China's Foreign Economic Relations
UCSC Economics Dept #370
Posted: 2 May 1997
Date Written: January 1997
This paper provides an up-to-date overview of China's economic relations with its major trade and investment partners, including Hong Kong and Taiwan, the United States, Japan, the European Union and ASEAN. We also discuss other important international issues such as China and the WTO and the status of China's currency and foreign reserves. In 1995, China's merchandise exports to the world increased by 22%, while merchandise imports rose by 14%. But preliminary data show that China's foreign trade experienced a dramatic slowdown in 1996. Exports grew only by 1.4%, while imports rose by 5.1%. Asia absorbed more than 60% of China's exports and provided about 60% of China's imports.

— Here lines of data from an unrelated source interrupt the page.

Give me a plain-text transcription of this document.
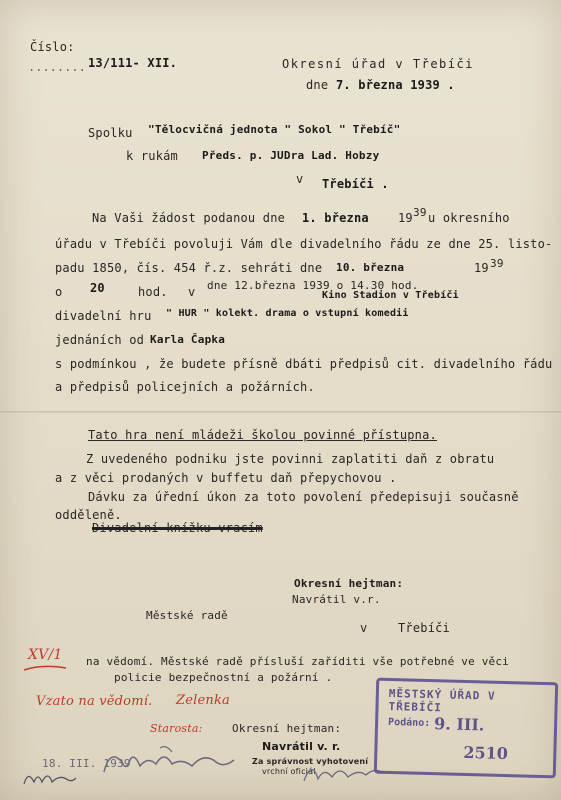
Číslo:
13/111- XII.
........	Okresní úřad v Třebíči
dne 7. března 1939 .
Spolku "Tělocvičná jednota " Sokol " Třebíč"
k rukám Předs. p. JUDra Lad. Hobzy
v Třebíči .
Na Vaši žádost podanou dne 1. března 19 39 u okresního
úřadu v Třebíči povoluji Vám dle divadelního řádu ze dne 25. listo-
padu 1850, čís. 454 ř.z. sehráti dne 10. března	19 39
o 20	hod. v dne 12.března 1939 o 14.30 hod.
Kino Stadion v Třebíči
divadelní hru " HUR " kolekt. drama o vstupní komedii
jednáních od Karla Čapka
s podmínkou , že budete přísně dbáti předpisů cit. divadelního řádu
a předpisů policejních a požárních.
Tato hra není mládeži školou povinné přístupna.
Z uvedeného podniku jste povinni zaplatiti daň z obratu
a z věci prodaných v buffetu daň přepychovou .
Dávku za úřední úkon za toto povolení předepisuji současně
odděleně.
Divadelní knížku vracím
Okresní hejtman:
Navrátil v.r.
Městské radě
v	Třebíči
XV/1 na vědomí. Městské radě přísluší zaříditi vše potřebné ve věci
policie bezpečnostní a požární .
Vzato na vědomí. Zelenka
Starosta:	Okresní hejtman:
Navrátil v. r.
Za správnost vyhotovení
vrchní oficiál
18. III. 1939
MĚSTSKÝ ÚŘAD V TŘEBÍČI
Podáno: 9. III.
2510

After adjusting for re-exports via Hong Kong, the largest export market for China is the United States, followed by Japan and the EU. Hong Kong and Taiwan are the largest foreign investor in China. Together they accounted for more than 60% of the total foreign direct investment. There are three general problems that China faces with its trading partners: trade restrictions imposed by importing countries against China in the textile and clothing sector, the use of the rule of origin as a means to restrict China's exports, and the use of antidumping duties against Chinese goods.In addition, economic relation with the United States is also affected by the large but inaccurately measured bilateral trade balance, as well as tough negotiations related to China's entry to the WTO. Japan's importance to China is not only through trade and investment, but also through being the largest source of concessional fianancing and aid. The EU is important since it is the third largest export market for China and the second largest provider of China's imports.